Authors: Fray Bernardino de Sahagún

General history of things in Nueva España is an encyclopaedic work on the people and culture of central Mexico, compiled by Fray Bernardino de Sahagún (1499-1590), a Franciscan missionary who arrived in New Spain in 1529, eight years after the end of the Spanish conquest by Hernán Cortés. Commonly called the Códice Florentino (Florentine Codex), the manuscript in question came into possession of the Medici near 1588 and is now found in the Medicea Laurenziana Library in Florence. Sahagún began his research on indigenous cultures in the 1540s. He applied a methodology that scholars consider a forerunner of the field technique of modern anthropology. His motivations were primarily religious: he believed that in order to convince the natives to Christianity and to eradicate their devotion to the false gods, it was necessary to understand these gods and their dominion over the Aztec people.
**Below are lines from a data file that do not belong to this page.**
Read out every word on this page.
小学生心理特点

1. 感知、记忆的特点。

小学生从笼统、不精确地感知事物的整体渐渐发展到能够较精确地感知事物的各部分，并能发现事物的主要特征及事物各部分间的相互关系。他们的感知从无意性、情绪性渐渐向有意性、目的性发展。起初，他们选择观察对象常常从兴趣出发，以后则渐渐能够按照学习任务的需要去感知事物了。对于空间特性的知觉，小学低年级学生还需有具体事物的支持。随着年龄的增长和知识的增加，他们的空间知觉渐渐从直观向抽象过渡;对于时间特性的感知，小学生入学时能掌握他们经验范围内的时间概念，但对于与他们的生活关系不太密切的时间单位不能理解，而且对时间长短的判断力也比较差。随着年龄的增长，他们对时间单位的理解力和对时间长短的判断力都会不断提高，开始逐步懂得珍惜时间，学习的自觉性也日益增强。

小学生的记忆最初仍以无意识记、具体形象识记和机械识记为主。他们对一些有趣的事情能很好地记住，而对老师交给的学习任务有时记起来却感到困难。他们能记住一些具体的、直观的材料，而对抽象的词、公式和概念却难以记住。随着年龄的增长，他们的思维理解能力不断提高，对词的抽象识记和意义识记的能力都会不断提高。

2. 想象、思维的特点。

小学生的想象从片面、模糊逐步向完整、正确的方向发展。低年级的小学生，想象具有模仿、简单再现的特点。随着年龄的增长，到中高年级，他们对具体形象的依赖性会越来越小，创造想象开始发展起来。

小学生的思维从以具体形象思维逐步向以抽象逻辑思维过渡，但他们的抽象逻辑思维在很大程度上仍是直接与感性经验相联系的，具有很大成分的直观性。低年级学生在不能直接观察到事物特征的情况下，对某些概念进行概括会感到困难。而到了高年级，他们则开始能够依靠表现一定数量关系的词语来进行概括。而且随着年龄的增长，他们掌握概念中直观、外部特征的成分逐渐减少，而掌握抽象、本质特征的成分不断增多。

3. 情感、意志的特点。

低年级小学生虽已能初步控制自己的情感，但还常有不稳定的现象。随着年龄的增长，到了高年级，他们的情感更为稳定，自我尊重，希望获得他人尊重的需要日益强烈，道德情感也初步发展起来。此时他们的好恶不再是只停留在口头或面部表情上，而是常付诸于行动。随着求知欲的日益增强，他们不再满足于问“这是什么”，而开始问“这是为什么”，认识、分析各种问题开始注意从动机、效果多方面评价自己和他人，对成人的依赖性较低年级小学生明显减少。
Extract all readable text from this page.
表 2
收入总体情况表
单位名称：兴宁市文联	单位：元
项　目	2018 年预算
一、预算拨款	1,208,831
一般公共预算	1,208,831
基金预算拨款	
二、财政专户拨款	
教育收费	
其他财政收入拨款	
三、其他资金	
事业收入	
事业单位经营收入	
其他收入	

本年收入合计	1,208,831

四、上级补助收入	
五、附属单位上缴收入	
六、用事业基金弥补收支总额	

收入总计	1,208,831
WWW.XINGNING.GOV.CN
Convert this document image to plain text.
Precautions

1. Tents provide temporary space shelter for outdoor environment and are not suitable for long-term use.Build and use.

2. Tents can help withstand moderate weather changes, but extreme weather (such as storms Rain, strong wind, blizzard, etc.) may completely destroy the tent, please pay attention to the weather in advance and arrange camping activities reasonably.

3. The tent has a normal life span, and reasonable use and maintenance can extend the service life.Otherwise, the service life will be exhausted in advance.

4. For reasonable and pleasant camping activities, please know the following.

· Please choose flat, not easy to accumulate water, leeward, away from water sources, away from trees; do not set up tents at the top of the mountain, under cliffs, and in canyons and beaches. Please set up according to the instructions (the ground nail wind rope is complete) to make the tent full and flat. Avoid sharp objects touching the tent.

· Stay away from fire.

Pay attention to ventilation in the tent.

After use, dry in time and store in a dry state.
The twelve books of the codex were originally bound in four volumes, but were then re-bounded in three. The text is arranged in two columns: on the right is the original Nahuatl text, and, on the left the Spanish translation of Sahagún. The 2468 magnificent illustrations, made by his students, appear above all in the left column, where the text is brief. The illustrations combine the syntactic and symbolic features of the old Nahuatl iconographic tradition with the formal qualities of European Renaissance painting.